Ben gurbet rüzgârının üflediği kamışım...
Bir su başında mahzun, yapayalnız kalmışım...
Ruhum kelle şekeri, vehimlerse karınca;
Kömürden kara rengim, onlar beni sarınca.
Zamanın olmadığı diyar acaba nasıl?
Kesiksiz bir ân mıdır bundan sonraki fasıl?
Yalnızlar! .. O havuzun çevresinde birleşme...
Susuzlar! .. O havuzda suyu kesilmez kesme!
İman. İhlas, vecd ve aşk, bunlar birer kelime,
Kelimeyi boğardım verselerdi elime...
Yandı kitap dağlarım, ne garip bir hal oldu!
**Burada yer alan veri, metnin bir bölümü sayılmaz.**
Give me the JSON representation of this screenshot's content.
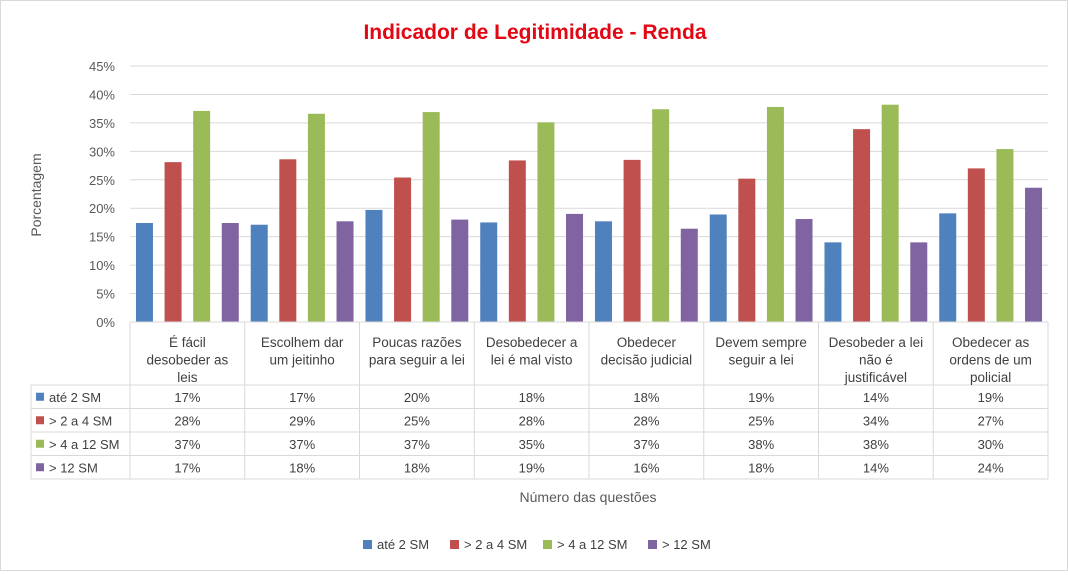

Sonunda bana kalan, yalnız ilmihal oldu!
Yum gözünü, kalbine her ân yokluğunu üfür
"Kendinden geçmek iman, kendinde olmak küfür".
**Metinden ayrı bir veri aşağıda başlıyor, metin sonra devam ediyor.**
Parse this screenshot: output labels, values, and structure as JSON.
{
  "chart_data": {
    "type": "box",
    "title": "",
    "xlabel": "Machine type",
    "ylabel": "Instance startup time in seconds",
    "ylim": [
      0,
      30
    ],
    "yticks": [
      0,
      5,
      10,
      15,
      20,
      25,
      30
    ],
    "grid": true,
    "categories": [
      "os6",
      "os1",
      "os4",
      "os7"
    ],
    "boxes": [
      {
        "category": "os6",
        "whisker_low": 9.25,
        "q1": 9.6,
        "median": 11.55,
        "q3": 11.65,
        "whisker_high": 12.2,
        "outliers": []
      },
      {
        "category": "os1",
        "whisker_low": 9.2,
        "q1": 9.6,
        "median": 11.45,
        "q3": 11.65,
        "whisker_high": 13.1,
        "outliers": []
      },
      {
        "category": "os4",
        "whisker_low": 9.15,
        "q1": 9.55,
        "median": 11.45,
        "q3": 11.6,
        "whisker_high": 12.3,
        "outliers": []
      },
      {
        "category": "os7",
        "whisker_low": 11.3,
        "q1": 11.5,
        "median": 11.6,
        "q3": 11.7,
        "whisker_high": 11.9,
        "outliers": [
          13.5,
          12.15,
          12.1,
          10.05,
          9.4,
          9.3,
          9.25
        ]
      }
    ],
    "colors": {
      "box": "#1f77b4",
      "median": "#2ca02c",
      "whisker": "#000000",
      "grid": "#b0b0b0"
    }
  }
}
Çıktım, çıktım, inilmez dağlar elimden tuttu;
İndim, indim, çıkılmaz çukurlar beni yuttu...
Verirler "ben acizim, kudret senin" dedikçe
Verenin şanı büyük, sen iste istedikçe! ..
Her şeyde bir tükeniş, her oluşta bir bitiş;
Gökten ses: Ölümsüzler kafilesine yetiş!